The Mesoamerican ballgame was an ancient sport with ritual associations played by the pre-Columbian peoples of Ancient Mexico and Central America. It’s origins are thought to date from the 15th century B.C. and, in it’s ancient version, ended with the Spanish conquest in the 16th century A.D. Thus, it endured for some 2700 years.
Although some iterations permitted the use of forearms or rackets, in the most common version of the game the players kept the ball in play with their hips, buttocks, and knees. The ball was made of the rubberized latex sap of the lowland Castilla elastica tree, ranged from 10-12 inches in diameter, and typically weighed 3 to 6 lbs.
Ball Court at the Mayan archeological site of Copan, Honduras
The game is thought to have been involved with geophysical activities including the movement of the sun, and rituals including the death and descent of the sun into the underworld, the recycling of crops, of vegetation, of seasons and of thus the regeneration of life itself. The ritual significance of the game is reflected in the expenditure of effort made in the building of ball courts, many in ceremonial precincts, and in the artwork devoted to the game.
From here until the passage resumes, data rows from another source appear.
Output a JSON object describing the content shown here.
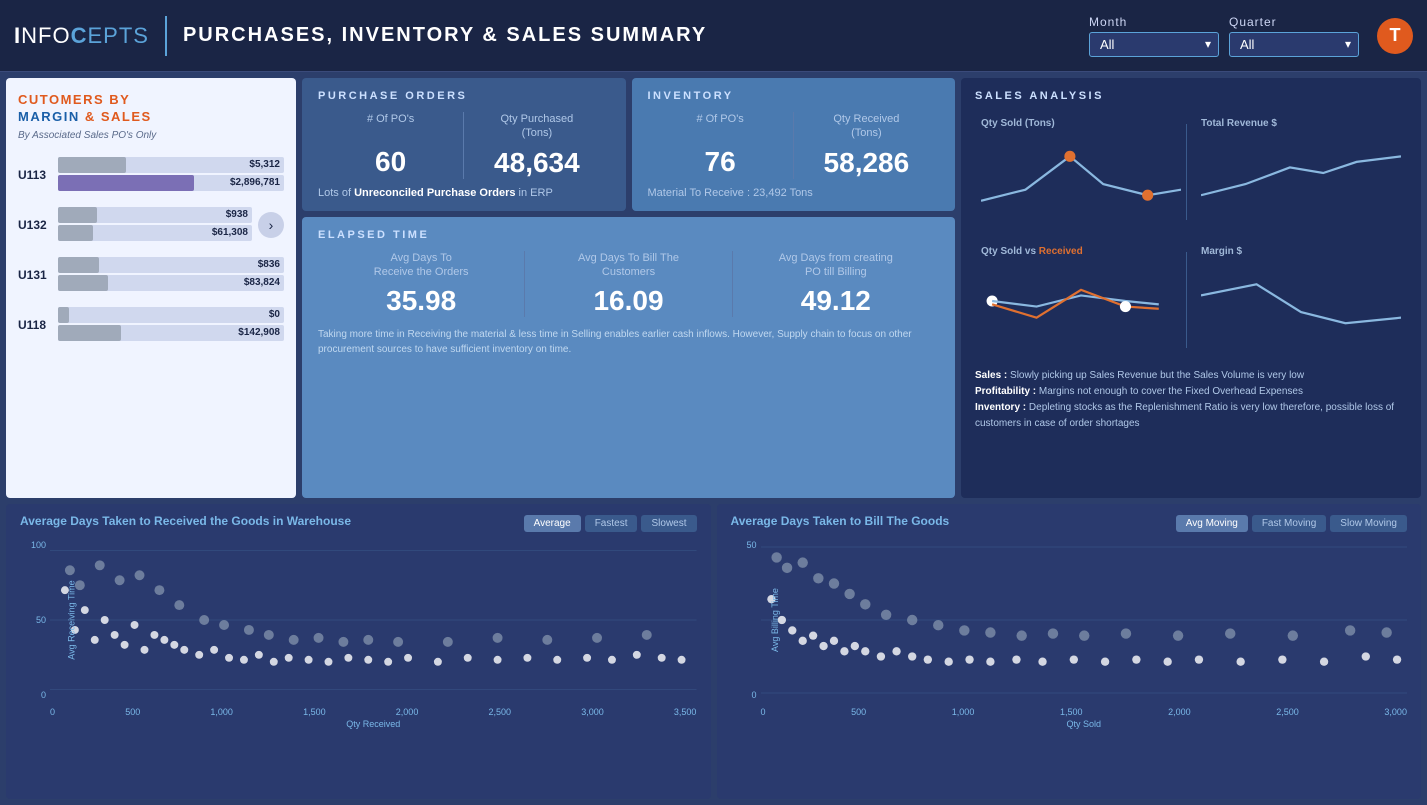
{
  "header": {
    "logo_info": "INFO",
    "logo_cepts": "CEPTS",
    "title": "Purchases, Inventory & Sales Summary",
    "filter_month_label": "Month",
    "filter_quarter_label": "Quarter",
    "filter_month_value": "All",
    "filter_quarter_value": "All",
    "logo_icon": "T"
  },
  "customers": {
    "title_line1": "CUTOMERS BY",
    "title_line2": "MARGIN & SALES",
    "subtitle": "By Associated  Sales PO's Only",
    "items": [
      {
        "id": "U113",
        "val1": "$5,312",
        "val2": "$2,896,781",
        "pct1": 30,
        "pct2": 60
      },
      {
        "id": "U132",
        "val1": "$938",
        "val2": "$61,308",
        "pct1": 20,
        "pct2": 18
      },
      {
        "id": "U131",
        "val1": "$836",
        "val2": "$83,824",
        "pct1": 18,
        "pct2": 22
      },
      {
        "id": "U118",
        "val1": "$0",
        "val2": "$142,908",
        "pct1": 5,
        "pct2": 28
      }
    ]
  },
  "purchase_orders": {
    "title": "PURCHASE ORDERS",
    "col1_label": "# Of PO's",
    "col1_value": "60",
    "col2_label": "Qty Purchased\n(Tons)",
    "col2_value": "48,634",
    "note_prefix": "Lots of ",
    "note_bold": "Unreconciled  Purchase Orders",
    "note_suffix": " in ERP"
  },
  "inventory": {
    "title": "INVENTORY",
    "col1_label": "# Of PO's",
    "col1_value": "76",
    "col2_label": "Qty Received\n(Tons)",
    "col2_value": "58,286",
    "note": "Material To Receive :  23,492 Tons"
  },
  "elapsed_time": {
    "title": "ELAPSED TIME",
    "col1_label": "Avg Days  To\nReceive the Orders",
    "col1_value": "35.98",
    "col2_label": "Avg Days To Bill The\nCustomers",
    "col2_value": "16.09",
    "col3_label": "Avg Days from creating\nPO till Billing",
    "col3_value": "49.12",
    "note": "Taking more time in Receiving the material & less time in Selling enables earlier cash inflows. However, Supply chain to focus on other procurement sources to have sufficient inventory on time."
  },
  "sales_analysis": {
    "title": "SALES ANALYSIS",
    "chart1_label": "Qty Sold (Tons)",
    "chart2_label": "Total Revenue $",
    "chart3_label_prefix": "Qty Sold vs ",
    "chart3_label_highlight": "Received",
    "chart4_label": "Margin $",
    "insight_sales": "Sales : Slowly picking up Sales Revenue but the Sales Volume is very low",
    "insight_profit": "Profitability : Margins not enough to cover the Fixed Overhead Expenses",
    "insight_inv": "Inventory :  Depleting stocks as the Replenishment Ratio is very low therefore, possible loss of customers in case of order shortages"
  },
  "bottom_left": {
    "title": "Average Days Taken to Received the Goods in Warehouse",
    "btn1": "Average",
    "btn2": "Fastest",
    "btn3": "Slowest",
    "axis_y": "Avg Receiving Time",
    "axis_x": "Qty Received",
    "y_max": "100",
    "y_mid": "50",
    "y_min": "0",
    "x_ticks": [
      "0",
      "500",
      "1,000",
      "1,500",
      "2,000",
      "2,500",
      "3,000",
      "3,500"
    ]
  },
  "bottom_right": {
    "title": "Average Days Taken to Bill The Goods",
    "btn1": "Avg Moving",
    "btn2": "Fast Moving",
    "btn3": "Slow Moving",
    "axis_y": "Avg Billing Time",
    "axis_x": "Qty Sold",
    "y_max": "50",
    "y_min": "0",
    "x_ticks": [
      "0",
      "500",
      "1,000",
      "1,500",
      "2,000",
      "2,500",
      "3,000"
    ]
  }
}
The Lords of Day and Night play ball against each other on an I-shaped ballcourt divided into four quarters (Codex Colombino: PL: 11).
In The Mesoamerican Ballgame (University of Arizona Press) contributors Linda Schele and David Freidel describe the ballgame as “a central focus of power and mystery to the pre-Columbian Lowland Maya. More than a game, it was a passionate play with intent to move the cycles of the natural and social worlds across the dangerous thresholds of oblivion”.
The ballgame was played within a large structure built of blocks of native limestone. In plan, the structure generally can be described as a long, narrow alleyway: this was thus the playing field upon which the game, itself a ritual, was enacted.
The Great Ballcourt at Chitzen Itza.
© 2013 DMSA
In early iterations this alleyway was apparently open-ended, without terminating walls. In later versions, the long axis was terminated with end-walls and side-courts, resulting in an “I”-shaped configuration in which the long axis of the playing field is terminated by two cross-axis spaces. In general all of the later ball courts apparently have this same “I”-shaped plan form.
Ballcourt at Coba, the Yucatan, Mexico.
© 2013 DMSA
In section, the playing alley was flanked by limestone block walls with both horizontal and sloping (or, more rarely, vertical) surfaces. Although the finishes are no longer extant these walls were originally lime plastered and apparently brightly painted, al fresco. Figures carved intaglio covered these walls, commemorating ritual victories and losses, and usually the ritual decapitation of the winning captain to fertilize the soil.
Ball courts were built by the Toltec, Olmec, Zapotec, Maya, and Aztec civilizations, and archeological sites have been found from northern Mexico to Belize, Guatemala, El Salvador, Honduras, Nicaragua, and northern Costa Rica. There are an estimated 1,300 known ballcourts in MesoAmerica, with a geographic extent of over a million square miles.